Terry and Caroline Cox were very fortunate to find a double exchange for the second time running. The teaching duo exchanged to Perth in 2014 and are now repeating the experience in Port Macquarie.
They hail from Goderich Ontario – Terry has exchanged to Mackillop College in Port Macquarie and Caroline is at St Agnes Primary School, in the same town. They have brought their three children out on exchange once again to experience life on the east coast.
Terry will teach Phys Ed and he said adding an international set of rules to his repertoire was a bonus.
“The kids like it when I put a North American twist into their games, and I get to take new ideas back to Canada.”
Caroline said primary teaching in Australia was more structured, but also more collaborative.
“The staff are very supportive and you work as a team. In Canada you do more of your own thing.”
Colin Tinga loved his first exchange so much he’s back to repeat the experience all over again, just a few years after the first time.
Colin, from British Columbia, has once again swapped his PE role with Mark Steele at Central Coast Grammar School; so the same exchange partner and the same school.
Colin said the Central Coast was ‘lovely’ and the principal supported him returning to the school. His children have also returned to the same school they were at on the first exchange.

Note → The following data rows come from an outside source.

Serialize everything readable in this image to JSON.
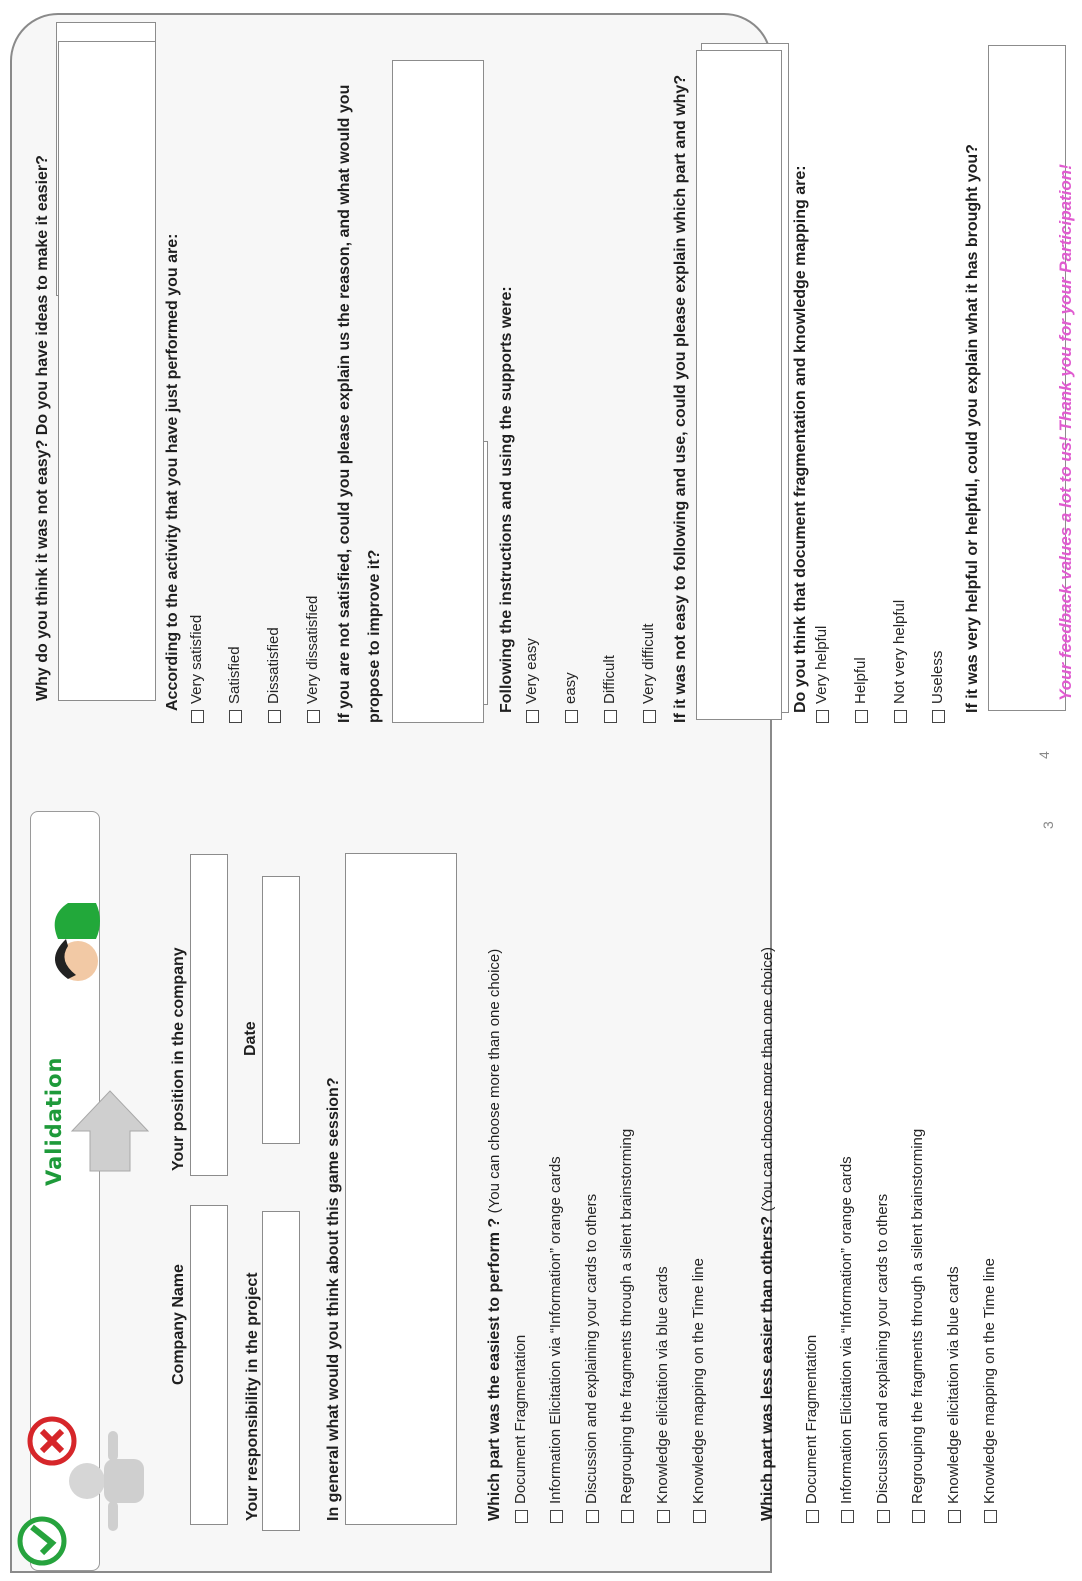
{
  "left_page": {
    "page_number": "3",
    "banner": {
      "title": "Validation"
    },
    "fields": {
      "company_name": "Company Name",
      "position": "Your position in the company",
      "responsibility": "Your responsibility in the project",
      "date": "Date",
      "general": "In general what would you think about this game session?"
    },
    "q_easiest": {
      "title": "Which part was the easiest to perform ?",
      "note": "(You can choose more than one choice)",
      "options": [
        "Document Fragmentation",
        "Information Elicitation via “Information” orange cards",
        "Discussion and explaining your cards to others",
        "Regrouping the fragments through a silent brainstorming",
        "Knowledge elicitation via blue cards",
        "Knowledge mapping on the Time line"
      ]
    },
    "q_less_easy": {
      "title": "Which part was less easier than others?",
      "note": "(You can choose more than one choice)",
      "options": [
        "Document Fragmentation",
        "Information Elicitation via “Information” orange cards",
        "Discussion and explaining your cards to others",
        "Regrouping the fragments through a silent brainstorming",
        "Knowledge elicitation via blue cards",
        "Knowledge mapping on the Time line"
      ]
    }
  },
  "right_page": {
    "page_number": "4",
    "q_why_not_easy": "Why do you think it was not easy? Do you have ideas to make it easier?",
    "q_satisfaction": {
      "title": "According to the activity that you have just performed you are:",
      "options": [
        "Very satisfied",
        "Satisfied",
        "Dissatisfied",
        "Very dissatisfied"
      ]
    },
    "q_not_satisfied_line1": "If you are not satisfied, could you please explain us the reason, and what would you",
    "q_not_satisfied_line2": "propose to improve it?",
    "q_instructions": {
      "title": "Following the instructions and using the supports were:",
      "options": [
        "Very easy",
        "easy",
        "Difficult",
        "Very difficult"
      ]
    },
    "q_not_easy_explain": "If it was not easy to following and use, could you please explain which part and why?",
    "q_helpful": {
      "title": "Do you think that document fragmentation and knowledge mapping are:",
      "options": [
        "Very helpful",
        "Helpful",
        "Not very helpful",
        "Useless"
      ]
    },
    "q_helpful_explain": "If it was very helpful or helpful, could you explain what it has brought you?",
    "thanks": "Your feedback values a lot to us! Thank you for your Participation!"
  },
  "colors": {
    "accent_green": "#1e9a3a",
    "thanks_pink": "#e05bd0"
  }
}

“This time I know the system better, so I hope to do an even better job.”
Colin understands the rules of cricket, it should be noted.
Suzanne Rea, from British Columbia, is looking for new challenges and a refresh after 18 years of teaching.

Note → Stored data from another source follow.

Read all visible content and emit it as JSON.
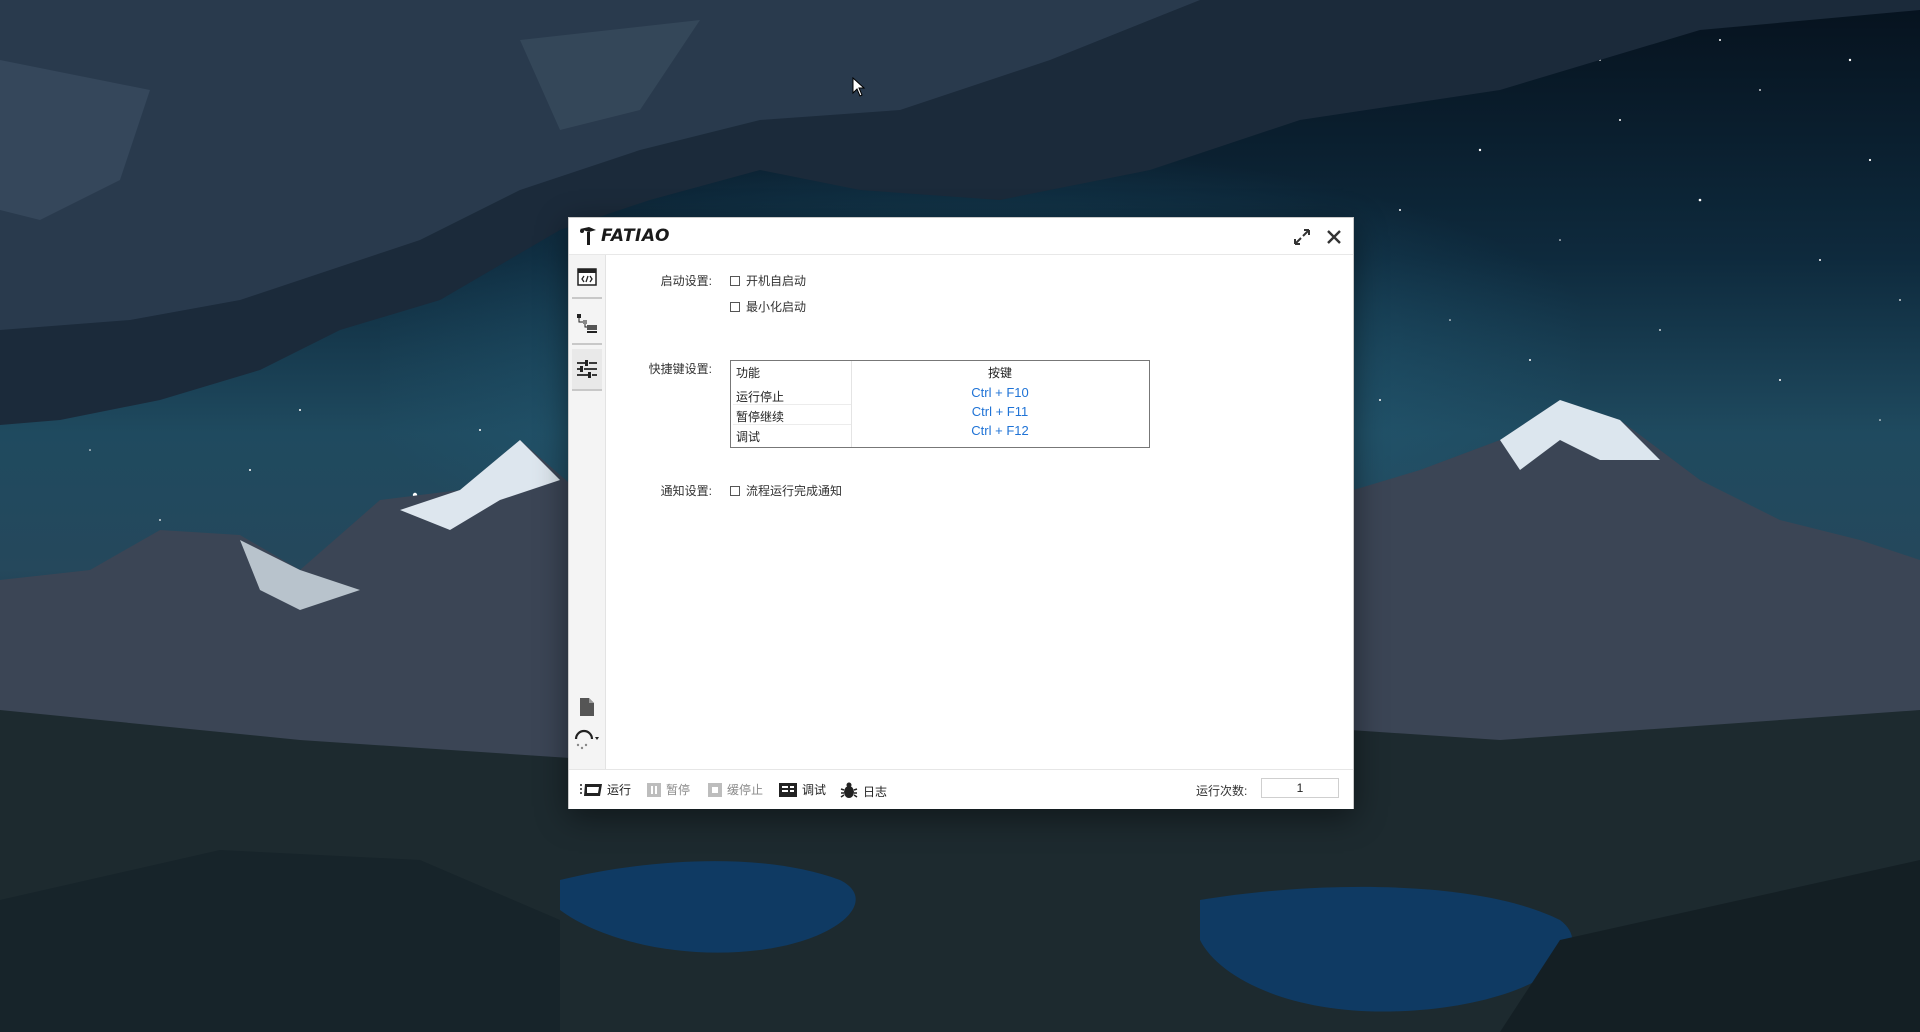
{
  "app": {
    "name": "FATIAO"
  },
  "sidebar": {
    "items": [
      {
        "id": "code",
        "icon": "code-icon"
      },
      {
        "id": "flow",
        "icon": "flow-icon"
      },
      {
        "id": "settings",
        "icon": "sliders-icon",
        "active": true
      }
    ],
    "bottom": [
      {
        "id": "file",
        "icon": "file-icon"
      },
      {
        "id": "theme",
        "icon": "theme-icon"
      }
    ]
  },
  "settings": {
    "startup": {
      "label": "启动设置:",
      "options": [
        {
          "label": "开机自启动",
          "checked": false
        },
        {
          "label": "最小化启动",
          "checked": false
        }
      ]
    },
    "hotkeys": {
      "label": "快捷键设置:",
      "columns": [
        "功能",
        "按键"
      ],
      "rows": [
        {
          "function": "运行停止",
          "key": "Ctrl + F10"
        },
        {
          "function": "暂停继续",
          "key": "Ctrl + F11"
        },
        {
          "function": "调试",
          "key": "Ctrl + F12"
        }
      ]
    },
    "notify": {
      "label": "通知设置:",
      "options": [
        {
          "label": "流程运行完成通知",
          "checked": false
        }
      ]
    }
  },
  "footer": {
    "buttons": [
      {
        "label": "运行",
        "icon": "run-icon",
        "enabled": true
      },
      {
        "label": "暂停",
        "icon": "pause-icon",
        "enabled": false
      },
      {
        "label": "缓停止",
        "icon": "stop-icon",
        "enabled": false
      },
      {
        "label": "调试",
        "icon": "debug-icon",
        "enabled": true
      },
      {
        "label": "日志",
        "icon": "bug-icon",
        "enabled": true
      }
    ],
    "run_count_label": "运行次数:",
    "run_count_value": "1"
  },
  "colors": {
    "hotkey_text": "#1f73d6",
    "disabled_text": "#8a8a8a"
  }
}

She’s taken on primary teaching at St Francis Xavier Primary School in Woolgoolga, which she says is a bit similar to her home town of Courtenay, but the shops shut earlier.

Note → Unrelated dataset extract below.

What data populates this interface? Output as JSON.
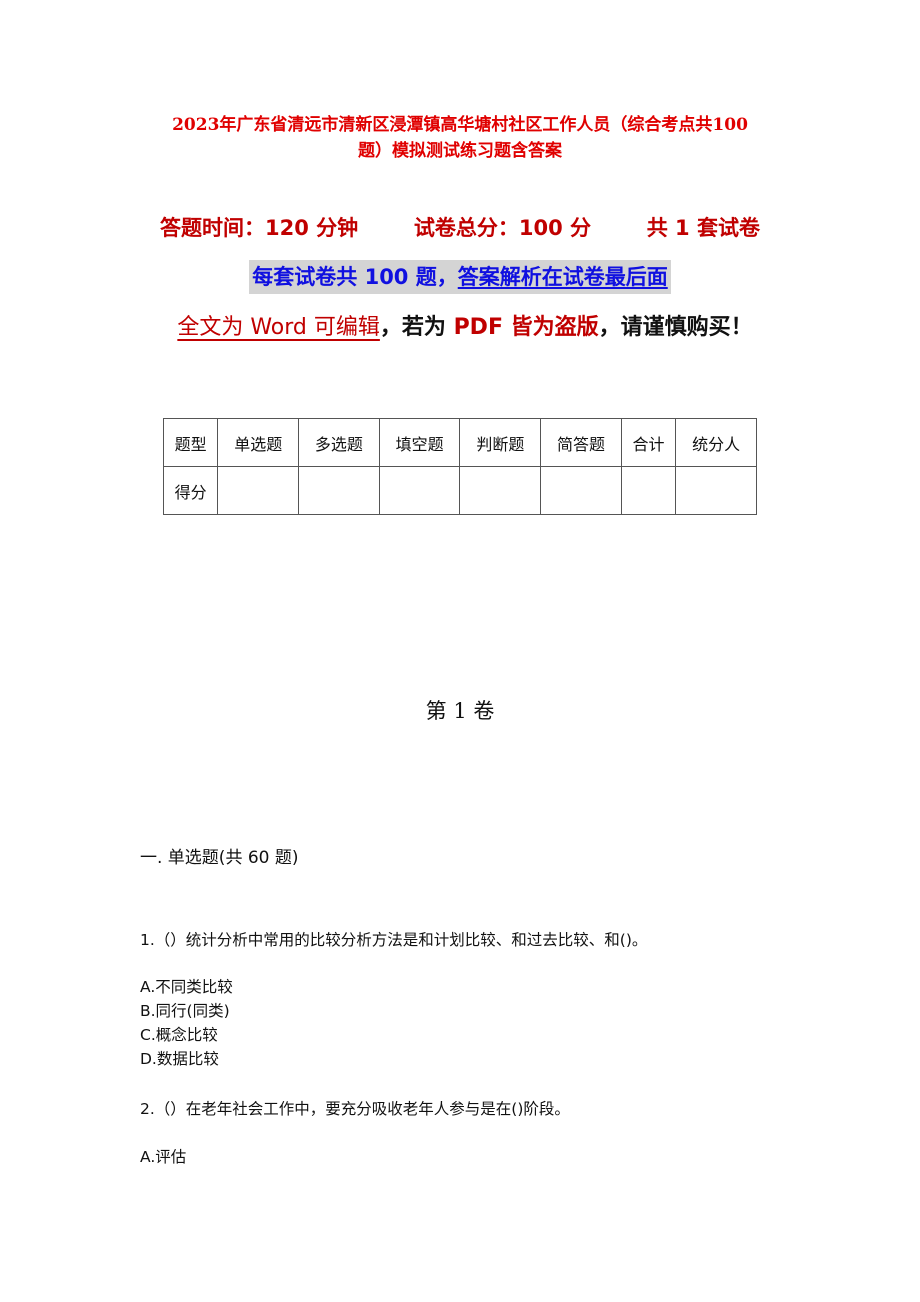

“Don’t try and buy anything on a Friday afternoon, that’s what I’ve learnt,” she said.
She said the “way things are lined up” are different at her exchange school, especially as she’s in the public system in Canada.
“It’s a big learning curve, the team teaching and collaboration is different, but everyone is really nice at the school.”
Marilyn Van der Ster from Ontario loved Sydney so much the first time she visited she named her daughter after it.
Now she’s back on exchange to show Sydney what she’s named after. Luckily, she loves the city.
Teaching Year Six at St John Bosco Primary School Engadine, Marilyn said the staff are wonderful and she is loving learning new things, but there are too many long meetings and too much planning time. Most Australian teachers would heartily endorse those comments!
She’s also loving the coastal town of Helensburgh, where the neighbours have been hospitable.
French speaker Lizanne Girourd from Ecole Secondaire Monique-Proulx in Quebec, usually teaches English as a Second Language, but she’s teaching primary classes at St Paul’s Primary School in Rutherford.
Her class has written a note saying how excited they are to get a French speaking teacher, so every morning she introduces a few phrases like ‘comment ca va’ etc.
She’s on a steep learning curve with the Aussie vernacular, trying to work out why people say ‘I reckon’ all the time.
Nicole Thauvette of Alberta and her exchange partner Nicole (Nikki) Valleri from St Agnes Catholic High School, Rooty Hill, have a lot more in common than their name.
The art/photography teachers also look similar, are close in age, live in similar apartments and even have the same bedspread.
That’s where the similarities end though, as Nicole finds her class quite different, with their uniforms and curriculum.
“There’s a lot more theory and essay writing involved. If I can take some of that theory and combine it with the more practical way we teach in Canada, I could come up with the perfect art curriculum.”